Reviews

The Master Builder

Andrei Belgrader’s production of Henrik Ibsen’s classic drama is full of unusual interpretations.

Brian Scott Lipton

Brian Scott Lipton

| New York City |

May 21, 2013

John Turturro and Wrenn Schmidt in <i>The Master Builder</i>
John Turturro and Wrenn Schmidt in The Master Builder
(© Stephanie Berger)

Unhappy middle-aged men often make bad life choices, from leaving their devoted wives for a 20-something gold-digging bimbo to going into debt to buy a Ferrari. But Halvard Solness, the title character of Henrik Ibsen’s The Master Builder, ends up making a deadly one. What propels him to that final, horrible moment, both metaphorically and literally, is a question that never receives a truly satisfactory answer in Andrei Belgrader’s off-kilter production at BAM’s Harvey Theater.

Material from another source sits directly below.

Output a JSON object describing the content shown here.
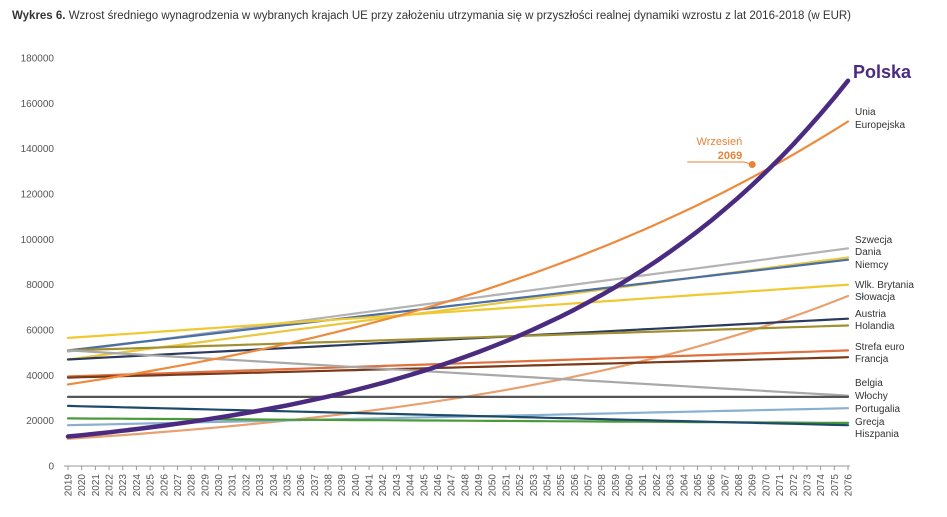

Solness (John Turturro) has long been his town’s leading architect, but he begins to fear that his young apprentice Ragnar (Max Gordon Moore) will eclipse him if given the chance. Moreover, his marriage to Aline (Katherine Borowitz) has suffered greatly since her family house burnt down twelve years ago — a disaster Solness thinks he foretold and one that led unexpectedly to the sudden death of their twin boys. So it’s not entirely surprising that he’s particularly susceptible to the charms of Hilde Wangel (Wrenn Schmidt), a nubile 23-year-old who shows up unexpectedly on the Solness’ doorstep on the pretense of visiting Aline.

However, Hilde soon reveals that she has been infatuated with Solness for the past ten years since he built a tall church (his last such structure) in her hometown — and that, during this visit, he promised to build her a kingdom. And now she’s come to claim it (and him!). Soon enough, Hilde is calling the shots, not only convincing Solness to let Ragnar start his own firm and finally marry Solness’ meek bookkeeper Kaja (Kelly Hutchinson), but entreating him to climb to the tippy top of his newly built home, despite a fear of heights.

Ibsen likely intended for Hilde to represent the angel of death, but there’s nothing remotely angelic about Schmidt’s portrayal. The actress wavers between acting like a common slut (an impression reinforced by Marco Piemontese’s too-short white dress and translator David Edgar’s contemporary-sounding vernacular) and a crazed stalker a la Glenn Close in Fatal Attraction. (If the Solnesses had a bunny, she’d be boiling it!)

Although Borowitz (the real-life Mrs. Turturro) plays Aline as a damaged woman who is merely going through the motions of life, it seems almost unfathomable that she would allow Hilde to stay in her house, but also openly seduce her husband. It’s clear that Aline is still in love with Halvard, even if she treats him with a mix of coldness and contempt.

Meanwhile Turturro, always a fascinating performer, is most effective in the play’s early scenes, when we’re supposed to see Solness as the egotistical master builder of the show’s title. And later, he does allow us to glimpse the desperation and vulnerability hidden beneath Solness’ gruff exterior. However, he emits such strength that it seems suspicious that he would give in to any sort of death wish.

The most successful aspect of this production is Santo Loquasto’s visually stunning set, a metal cage-like structure with a furnace in the middle that periodically rotates to reveal the various rooms and the garden of the Solness’ house. And if you think that large, neutral, Scandinavian-looking panel at the very back of the stage will remain closed forever, you have another thing coming. In fact, Belgrade’s coup de theatre is the one great master stroke in this otherwise troubling Master Builder.